MotoGP

MotoGP Valencia 2017: Marquez diktiert im FP4, Dovizioso auf 5

Marc Marquez ist auf Kurs. Beim FP4 der MotoGP in Valencia ist der Repsol-Honda-Pilot nicht zu schlagen. Ducati und Dovizioso lauern aber.
von Tobias Ebner

Motorsport-Magazin.com - Der Zweikampf zwischen Honda und Ducati geht auch im FP4 von Valencia weiter. Marc Marquez sicherte sich letztlich die Bestzeit in der letzten MotoGP-Session vor dem Qualifying, doch Ducati ist dem amtierenden Champion auf den Fersen. Überhaupt nicht lief es dagegen für Yamaha.

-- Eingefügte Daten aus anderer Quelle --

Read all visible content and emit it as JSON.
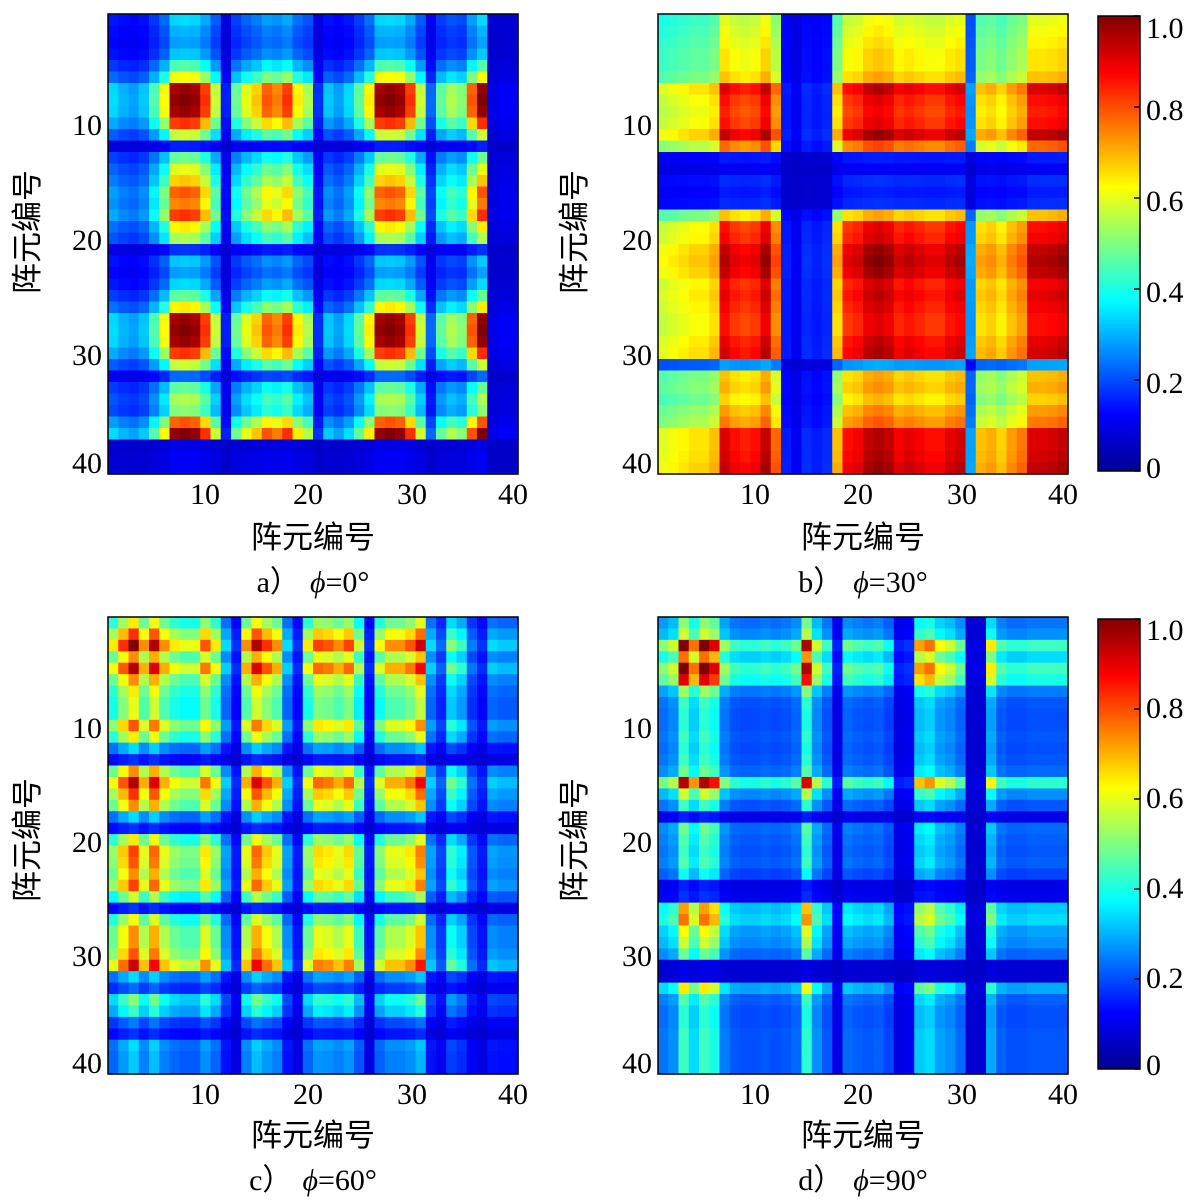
{
  "chart_data": [
    {
      "type": "heatmap",
      "caption_letter": "a）",
      "caption_symbol": "ϕ",
      "caption_value": "=0°",
      "xlabel": "阵元编号",
      "ylabel": "阵元编号",
      "x_ticks": [
        "10",
        "20",
        "30",
        "40"
      ],
      "y_ticks": [
        "10",
        "20",
        "30",
        "40"
      ],
      "xlim": [
        1,
        40
      ],
      "ylim": [
        1,
        40
      ],
      "matrix_size": 40,
      "weights": [
        0.3,
        0.26,
        0.24,
        0.28,
        0.42,
        0.6,
        0.98,
        1.0,
        0.98,
        0.82,
        0.55,
        0.1,
        0.45,
        0.58,
        0.66,
        0.78,
        0.74,
        0.82,
        0.62,
        0.52,
        0.12,
        0.28,
        0.24,
        0.3,
        0.44,
        0.62,
        0.98,
        1.0,
        0.98,
        0.82,
        0.55,
        0.18,
        0.44,
        0.52,
        0.48,
        0.78,
        1.0,
        0.04,
        0.06,
        0.06
      ],
      "colorbar": false
    },
    {
      "type": "heatmap",
      "caption_letter": "b）",
      "caption_symbol": "ϕ",
      "caption_value": "=30°",
      "xlabel": "阵元编号",
      "ylabel": "阵元编号",
      "x_ticks": [
        "10",
        "20",
        "30",
        "40"
      ],
      "y_ticks": [
        "10",
        "20",
        "30",
        "40"
      ],
      "xlim": [
        1,
        40
      ],
      "ylim": [
        1,
        40
      ],
      "matrix_size": 40,
      "weights": [
        0.6,
        0.62,
        0.64,
        0.66,
        0.66,
        0.7,
        0.95,
        0.9,
        0.88,
        0.9,
        0.98,
        0.8,
        0.1,
        0.06,
        0.12,
        0.1,
        0.12,
        0.7,
        0.9,
        0.92,
        0.98,
        1.0,
        0.98,
        0.92,
        0.94,
        0.92,
        0.9,
        0.9,
        0.94,
        0.96,
        0.25,
        0.7,
        0.72,
        0.68,
        0.74,
        0.78,
        0.95,
        0.95,
        0.96,
        0.98
      ],
      "colorbar": true,
      "colorbar_ticks": [
        "1.0",
        "0.8",
        "0.6",
        "0.4",
        "0.2",
        "0"
      ]
    },
    {
      "type": "heatmap",
      "caption_letter": "c）",
      "caption_symbol": "ϕ",
      "caption_value": "=60°",
      "xlabel": "阵元编号",
      "ylabel": "阵元编号",
      "x_ticks": [
        "10",
        "20",
        "30",
        "40"
      ],
      "y_ticks": [
        "10",
        "20",
        "30",
        "40"
      ],
      "xlim": [
        1,
        40
      ],
      "ylim": [
        1,
        40
      ],
      "matrix_size": 40,
      "weights": [
        0.62,
        0.82,
        1.0,
        0.72,
        0.95,
        0.72,
        0.62,
        0.58,
        0.58,
        0.78,
        0.62,
        0.3,
        0.12,
        0.72,
        0.95,
        0.82,
        0.72,
        0.3,
        0.12,
        0.62,
        0.8,
        0.78,
        0.72,
        0.8,
        0.55,
        0.12,
        0.6,
        0.72,
        0.72,
        0.78,
        0.92,
        0.3,
        0.18,
        0.48,
        0.4,
        0.2,
        0.12,
        0.3,
        0.28,
        0.28
      ],
      "colorbar": false
    },
    {
      "type": "heatmap",
      "caption_letter": "d）",
      "caption_symbol": "ϕ",
      "caption_value": "=90°",
      "xlabel": "阵元编号",
      "ylabel": "阵元编号",
      "x_ticks": [
        "10",
        "20",
        "30",
        "40"
      ],
      "y_ticks": [
        "10",
        "20",
        "30",
        "40"
      ],
      "xlim": [
        1,
        40
      ],
      "ylim": [
        1,
        40
      ],
      "matrix_size": 40,
      "weights": [
        0.48,
        0.55,
        1.0,
        0.75,
        1.0,
        0.9,
        0.5,
        0.4,
        0.38,
        0.38,
        0.4,
        0.38,
        0.4,
        0.45,
        0.95,
        0.55,
        0.4,
        0.1,
        0.45,
        0.42,
        0.4,
        0.42,
        0.35,
        0.1,
        0.12,
        0.7,
        0.75,
        0.6,
        0.55,
        0.45,
        0.04,
        0.04,
        0.62,
        0.42,
        0.38,
        0.38,
        0.4,
        0.4,
        0.4,
        0.4
      ],
      "colorbar": true,
      "colorbar_ticks": [
        "1.0",
        "0.8",
        "0.6",
        "0.4",
        "0.2",
        "0"
      ]
    }
  ]
}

Die Platzierungen: In den ersten Stints der Fahrer setzte sich Marc Marquez an die Spitze. Marquez führte das Feld mit einer 1:31.156 an, direkt gefolgt von Jorge Lorenzo. Dani Pedrosa lag auf Platz drei vor Andrea Dovizioso und Aleix Espargaro zu diesem Zeitpunkt. Honda und Ducati bestimmten also auch im FP4 zunächst das Geschehen. Valentino Rossi und Maverick Vinales hingegen lagen mit 1,2 Sekunden Rückstand nur auf den Positionen 18 und 19.

An der Reihenfolge der Top-3 änderte sich bis zum Schluss nichts mehr, Marquez schloss das FP4 als Schnellster ab vor Lorenzo und Pedrosa. Tito Rabat hat sich in der zweiten Hälfte der Session noch auf P4 verbessert vor Dovizioso. Die weiteren Plätze in den Top-10: Johann Zarco, Jack Miller, Valentino Rossi, Andrea Iannone, Aleix Espargaro. Maverick Vinales wurde am Ende abgeschlagener 20.

Die Zwischenfälle: Kein Fahrer ist im Laufe der Session zu Sturz gekommen.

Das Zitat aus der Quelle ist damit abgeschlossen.